It is estimated that the Government has spent nearly £400,000 on publicising the new GCSE system. However, there is still confusion as to exactly what these changes are and the impact that they will have on pupils who are waiting to receive exam results next week.
Read on for answers to common questions that parents and pupils may have.
Why is there a new GCSE system?
The Government have stated that the change is to promote higher standards and to ensure that pupils have the skills required upon leaving school. The new system aims to push pupils to achieve their full potential by having a larger differentiation between high marks.
What are the main differences?
The new GCSE system is initially for English Language, English Literature and maths with plans to phase it through all GCSE subjects over the next two years. Pupils will therefore receive a mixture of numbered and lettered grades until the new system has been applied to all subjects.
The most obvious change is the introduction of a new grading system, with letters replacing the numbers that previous pupils have received.
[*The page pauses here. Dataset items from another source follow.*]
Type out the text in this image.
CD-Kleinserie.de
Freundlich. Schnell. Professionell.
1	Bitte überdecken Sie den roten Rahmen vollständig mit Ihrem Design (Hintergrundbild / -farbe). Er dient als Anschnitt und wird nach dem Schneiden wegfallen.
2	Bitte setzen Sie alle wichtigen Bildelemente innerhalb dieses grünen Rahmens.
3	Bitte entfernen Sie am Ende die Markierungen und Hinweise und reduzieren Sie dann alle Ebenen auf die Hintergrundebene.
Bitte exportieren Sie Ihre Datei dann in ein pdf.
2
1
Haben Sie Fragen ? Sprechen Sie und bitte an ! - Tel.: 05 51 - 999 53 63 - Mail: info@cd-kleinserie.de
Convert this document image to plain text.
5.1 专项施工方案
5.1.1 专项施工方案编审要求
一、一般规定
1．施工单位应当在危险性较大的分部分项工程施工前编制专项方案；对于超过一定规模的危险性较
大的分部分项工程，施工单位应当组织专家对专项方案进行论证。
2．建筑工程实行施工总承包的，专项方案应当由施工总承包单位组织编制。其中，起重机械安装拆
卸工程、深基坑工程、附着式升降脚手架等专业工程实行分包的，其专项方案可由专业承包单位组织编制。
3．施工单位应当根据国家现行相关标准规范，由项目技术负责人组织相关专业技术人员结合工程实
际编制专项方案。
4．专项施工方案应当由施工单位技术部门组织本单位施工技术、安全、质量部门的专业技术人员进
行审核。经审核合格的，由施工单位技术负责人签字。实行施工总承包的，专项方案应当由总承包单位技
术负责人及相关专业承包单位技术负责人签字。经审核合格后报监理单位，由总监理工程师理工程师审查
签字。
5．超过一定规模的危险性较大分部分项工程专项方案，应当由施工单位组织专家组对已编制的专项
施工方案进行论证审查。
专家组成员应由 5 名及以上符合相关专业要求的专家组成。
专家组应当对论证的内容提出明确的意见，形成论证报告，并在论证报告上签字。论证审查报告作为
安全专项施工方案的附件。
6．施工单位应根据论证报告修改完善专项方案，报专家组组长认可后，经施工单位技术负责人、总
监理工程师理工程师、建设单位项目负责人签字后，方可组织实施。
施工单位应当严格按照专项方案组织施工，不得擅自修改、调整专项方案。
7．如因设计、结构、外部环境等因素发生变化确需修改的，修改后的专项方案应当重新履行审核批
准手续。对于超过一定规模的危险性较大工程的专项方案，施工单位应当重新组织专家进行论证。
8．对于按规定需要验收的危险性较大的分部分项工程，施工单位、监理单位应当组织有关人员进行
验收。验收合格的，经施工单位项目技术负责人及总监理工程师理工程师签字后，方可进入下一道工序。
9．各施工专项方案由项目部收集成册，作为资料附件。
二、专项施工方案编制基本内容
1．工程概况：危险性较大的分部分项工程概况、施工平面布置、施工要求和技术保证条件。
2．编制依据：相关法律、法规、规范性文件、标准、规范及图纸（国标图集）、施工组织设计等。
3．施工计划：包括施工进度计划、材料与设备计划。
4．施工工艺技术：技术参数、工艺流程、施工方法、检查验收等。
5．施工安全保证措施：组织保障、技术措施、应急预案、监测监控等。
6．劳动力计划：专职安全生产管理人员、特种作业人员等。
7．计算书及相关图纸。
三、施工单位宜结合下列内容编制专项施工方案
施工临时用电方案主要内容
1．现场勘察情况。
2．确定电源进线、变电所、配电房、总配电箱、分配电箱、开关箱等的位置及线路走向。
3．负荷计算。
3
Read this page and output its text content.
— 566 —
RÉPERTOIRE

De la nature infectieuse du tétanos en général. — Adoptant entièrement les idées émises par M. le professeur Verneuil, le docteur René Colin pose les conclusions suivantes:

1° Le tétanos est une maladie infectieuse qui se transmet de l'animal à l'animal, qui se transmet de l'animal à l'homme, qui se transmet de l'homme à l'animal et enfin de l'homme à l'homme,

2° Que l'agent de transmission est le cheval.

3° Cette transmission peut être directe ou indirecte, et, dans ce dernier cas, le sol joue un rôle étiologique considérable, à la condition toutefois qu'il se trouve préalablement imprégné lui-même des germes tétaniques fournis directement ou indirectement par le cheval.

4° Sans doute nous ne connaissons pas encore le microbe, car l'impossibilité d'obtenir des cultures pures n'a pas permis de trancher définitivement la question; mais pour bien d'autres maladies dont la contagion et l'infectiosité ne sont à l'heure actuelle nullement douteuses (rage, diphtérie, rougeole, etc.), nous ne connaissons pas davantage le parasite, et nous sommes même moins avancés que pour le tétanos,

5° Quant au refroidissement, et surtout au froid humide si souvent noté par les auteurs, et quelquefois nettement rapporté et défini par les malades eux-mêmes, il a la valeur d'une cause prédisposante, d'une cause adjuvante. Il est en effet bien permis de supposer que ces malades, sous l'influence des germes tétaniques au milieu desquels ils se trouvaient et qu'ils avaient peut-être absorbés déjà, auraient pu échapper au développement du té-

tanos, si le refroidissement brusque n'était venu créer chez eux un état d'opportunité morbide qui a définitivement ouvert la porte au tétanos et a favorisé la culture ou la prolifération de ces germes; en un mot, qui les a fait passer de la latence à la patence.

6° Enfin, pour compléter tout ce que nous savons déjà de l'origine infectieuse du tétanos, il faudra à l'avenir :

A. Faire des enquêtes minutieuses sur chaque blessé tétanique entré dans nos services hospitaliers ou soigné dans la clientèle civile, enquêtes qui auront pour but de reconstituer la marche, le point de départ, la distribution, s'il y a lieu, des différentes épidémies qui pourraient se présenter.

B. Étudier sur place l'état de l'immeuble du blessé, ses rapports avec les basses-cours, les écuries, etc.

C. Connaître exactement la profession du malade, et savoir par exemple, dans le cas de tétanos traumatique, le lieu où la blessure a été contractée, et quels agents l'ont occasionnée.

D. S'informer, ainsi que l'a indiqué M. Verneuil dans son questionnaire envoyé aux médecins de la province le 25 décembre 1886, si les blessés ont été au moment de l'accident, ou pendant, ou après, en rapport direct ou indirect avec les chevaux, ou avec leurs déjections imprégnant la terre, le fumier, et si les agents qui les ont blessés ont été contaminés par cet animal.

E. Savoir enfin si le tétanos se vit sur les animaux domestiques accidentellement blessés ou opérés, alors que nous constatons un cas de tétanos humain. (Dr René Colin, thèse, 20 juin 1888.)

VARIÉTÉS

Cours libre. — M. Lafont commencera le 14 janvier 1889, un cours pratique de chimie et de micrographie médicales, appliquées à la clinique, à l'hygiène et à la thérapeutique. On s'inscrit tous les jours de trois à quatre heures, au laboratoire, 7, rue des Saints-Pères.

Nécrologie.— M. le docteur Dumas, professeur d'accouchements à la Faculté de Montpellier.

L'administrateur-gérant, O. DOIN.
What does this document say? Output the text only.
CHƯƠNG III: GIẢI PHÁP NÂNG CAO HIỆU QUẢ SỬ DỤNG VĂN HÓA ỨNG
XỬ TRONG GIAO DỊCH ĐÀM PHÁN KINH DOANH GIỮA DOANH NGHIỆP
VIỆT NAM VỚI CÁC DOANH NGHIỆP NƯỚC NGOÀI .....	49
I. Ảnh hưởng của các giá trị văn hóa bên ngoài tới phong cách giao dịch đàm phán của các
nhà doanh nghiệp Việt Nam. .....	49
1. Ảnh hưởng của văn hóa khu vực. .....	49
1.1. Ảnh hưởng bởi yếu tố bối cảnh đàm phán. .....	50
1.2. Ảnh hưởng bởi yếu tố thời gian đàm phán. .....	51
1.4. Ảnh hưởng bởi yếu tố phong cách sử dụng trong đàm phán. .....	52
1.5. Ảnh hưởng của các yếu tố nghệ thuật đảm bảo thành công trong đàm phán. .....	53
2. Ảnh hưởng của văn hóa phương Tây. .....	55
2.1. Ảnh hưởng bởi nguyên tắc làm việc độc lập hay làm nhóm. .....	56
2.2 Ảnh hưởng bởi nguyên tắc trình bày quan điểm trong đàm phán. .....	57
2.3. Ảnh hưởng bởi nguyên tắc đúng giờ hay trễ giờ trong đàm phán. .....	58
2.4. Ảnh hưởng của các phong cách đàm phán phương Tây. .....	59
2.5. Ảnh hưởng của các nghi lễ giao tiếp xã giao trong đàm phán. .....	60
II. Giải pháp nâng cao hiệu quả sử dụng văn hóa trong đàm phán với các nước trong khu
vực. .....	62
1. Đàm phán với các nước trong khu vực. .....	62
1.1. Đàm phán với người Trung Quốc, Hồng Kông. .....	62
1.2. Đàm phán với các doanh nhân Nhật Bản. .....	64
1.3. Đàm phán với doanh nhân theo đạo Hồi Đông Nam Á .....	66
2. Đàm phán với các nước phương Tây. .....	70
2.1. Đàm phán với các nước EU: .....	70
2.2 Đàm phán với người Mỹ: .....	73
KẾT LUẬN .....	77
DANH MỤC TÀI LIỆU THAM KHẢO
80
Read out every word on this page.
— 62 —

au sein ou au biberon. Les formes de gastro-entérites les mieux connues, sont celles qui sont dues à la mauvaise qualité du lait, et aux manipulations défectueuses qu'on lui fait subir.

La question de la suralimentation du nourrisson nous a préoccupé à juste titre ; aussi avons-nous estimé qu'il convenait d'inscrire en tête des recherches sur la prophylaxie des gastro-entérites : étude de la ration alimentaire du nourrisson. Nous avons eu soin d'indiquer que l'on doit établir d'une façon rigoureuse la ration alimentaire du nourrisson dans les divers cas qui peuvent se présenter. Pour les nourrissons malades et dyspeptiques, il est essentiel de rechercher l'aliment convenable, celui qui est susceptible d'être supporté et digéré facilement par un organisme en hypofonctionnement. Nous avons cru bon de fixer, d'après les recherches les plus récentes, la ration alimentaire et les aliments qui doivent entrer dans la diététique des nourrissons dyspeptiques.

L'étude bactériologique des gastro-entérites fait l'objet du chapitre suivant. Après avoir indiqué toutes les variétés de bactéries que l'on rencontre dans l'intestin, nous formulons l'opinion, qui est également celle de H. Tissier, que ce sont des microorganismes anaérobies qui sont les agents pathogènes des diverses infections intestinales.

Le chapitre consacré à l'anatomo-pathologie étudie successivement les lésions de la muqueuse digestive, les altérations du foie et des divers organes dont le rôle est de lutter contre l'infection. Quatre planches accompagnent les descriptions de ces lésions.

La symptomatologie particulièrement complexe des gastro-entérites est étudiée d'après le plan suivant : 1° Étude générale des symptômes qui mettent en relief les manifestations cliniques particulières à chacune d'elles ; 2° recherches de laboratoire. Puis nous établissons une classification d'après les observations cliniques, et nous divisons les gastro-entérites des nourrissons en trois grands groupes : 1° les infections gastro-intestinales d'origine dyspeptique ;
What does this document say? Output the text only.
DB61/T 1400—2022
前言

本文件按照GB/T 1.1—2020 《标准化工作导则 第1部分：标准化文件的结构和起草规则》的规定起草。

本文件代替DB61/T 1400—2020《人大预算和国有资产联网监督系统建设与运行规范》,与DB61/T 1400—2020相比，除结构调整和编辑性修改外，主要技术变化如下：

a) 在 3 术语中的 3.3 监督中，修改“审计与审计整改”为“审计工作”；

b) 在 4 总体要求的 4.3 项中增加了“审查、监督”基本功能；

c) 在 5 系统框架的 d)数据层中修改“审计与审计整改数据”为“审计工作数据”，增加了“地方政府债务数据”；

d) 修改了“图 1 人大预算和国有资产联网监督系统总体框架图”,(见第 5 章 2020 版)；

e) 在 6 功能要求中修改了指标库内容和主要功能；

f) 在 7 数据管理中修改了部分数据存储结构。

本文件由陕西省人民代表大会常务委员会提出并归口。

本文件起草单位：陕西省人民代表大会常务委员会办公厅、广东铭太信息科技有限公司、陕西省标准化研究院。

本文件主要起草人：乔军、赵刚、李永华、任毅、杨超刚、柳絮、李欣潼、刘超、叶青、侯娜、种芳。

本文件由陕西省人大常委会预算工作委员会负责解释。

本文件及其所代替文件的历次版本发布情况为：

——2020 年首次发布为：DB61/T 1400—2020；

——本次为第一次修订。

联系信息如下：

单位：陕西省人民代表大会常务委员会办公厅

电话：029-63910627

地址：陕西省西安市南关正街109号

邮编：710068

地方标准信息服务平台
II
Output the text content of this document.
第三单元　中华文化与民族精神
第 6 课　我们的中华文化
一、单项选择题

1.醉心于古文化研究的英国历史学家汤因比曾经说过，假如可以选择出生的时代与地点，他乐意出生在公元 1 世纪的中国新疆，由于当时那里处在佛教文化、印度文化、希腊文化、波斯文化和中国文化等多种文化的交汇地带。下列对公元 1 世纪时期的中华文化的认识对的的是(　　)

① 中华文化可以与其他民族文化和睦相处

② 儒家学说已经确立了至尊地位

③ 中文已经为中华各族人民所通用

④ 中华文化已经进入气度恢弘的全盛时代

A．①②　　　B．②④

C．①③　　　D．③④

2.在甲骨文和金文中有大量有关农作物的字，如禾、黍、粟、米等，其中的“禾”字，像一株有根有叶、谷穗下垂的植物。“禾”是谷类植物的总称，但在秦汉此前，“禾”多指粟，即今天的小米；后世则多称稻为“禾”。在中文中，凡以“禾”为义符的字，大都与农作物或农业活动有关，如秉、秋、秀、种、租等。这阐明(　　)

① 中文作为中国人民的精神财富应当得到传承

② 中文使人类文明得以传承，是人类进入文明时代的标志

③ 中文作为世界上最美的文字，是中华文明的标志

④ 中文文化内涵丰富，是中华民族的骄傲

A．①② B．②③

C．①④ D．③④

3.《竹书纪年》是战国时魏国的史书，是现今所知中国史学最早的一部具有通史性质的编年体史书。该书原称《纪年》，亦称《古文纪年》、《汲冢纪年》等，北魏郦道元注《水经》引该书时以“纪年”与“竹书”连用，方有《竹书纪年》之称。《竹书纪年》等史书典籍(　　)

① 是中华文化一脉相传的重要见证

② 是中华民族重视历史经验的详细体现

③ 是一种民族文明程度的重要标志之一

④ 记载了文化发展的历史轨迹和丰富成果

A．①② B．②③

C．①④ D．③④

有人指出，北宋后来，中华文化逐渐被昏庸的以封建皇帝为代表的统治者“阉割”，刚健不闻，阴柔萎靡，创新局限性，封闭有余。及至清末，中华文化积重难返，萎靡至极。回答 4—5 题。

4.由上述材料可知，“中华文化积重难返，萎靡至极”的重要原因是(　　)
A 9 is now the highest possible grade and is set above an A*. 3 and below are failing grades, with 1 being the lowest mark that can be received.
Another change is that subject results are more dependent on exams, rather than marks obtained for the completion of course work throughout the year. Each subject’s curriculum has also changed, as course content has been designed to be more challenging,
Are pupils facing a disadvantage under the new system?
Some people fear that pupils who sat their GCSEs this year are being used as guinea pigs to trial the new system. There have also been reports that the lack of information about its impact has caused anxiety amongst students which, in turn, could have an impact on exam results.
English teachers have also voiced concerns that the new system will deter pupils from taking this subject at A Level, due to the difficulty of the new course.
However, Ofqual have stated that they expect the same proportion of students to receive 1, 4 and 7 grades as would have received G, C and A grades, and that if pupils have struggled overall then this will be reflected by grading boundaries.
What are your thoughts? Do you think the new GCSE grading system is a positive change?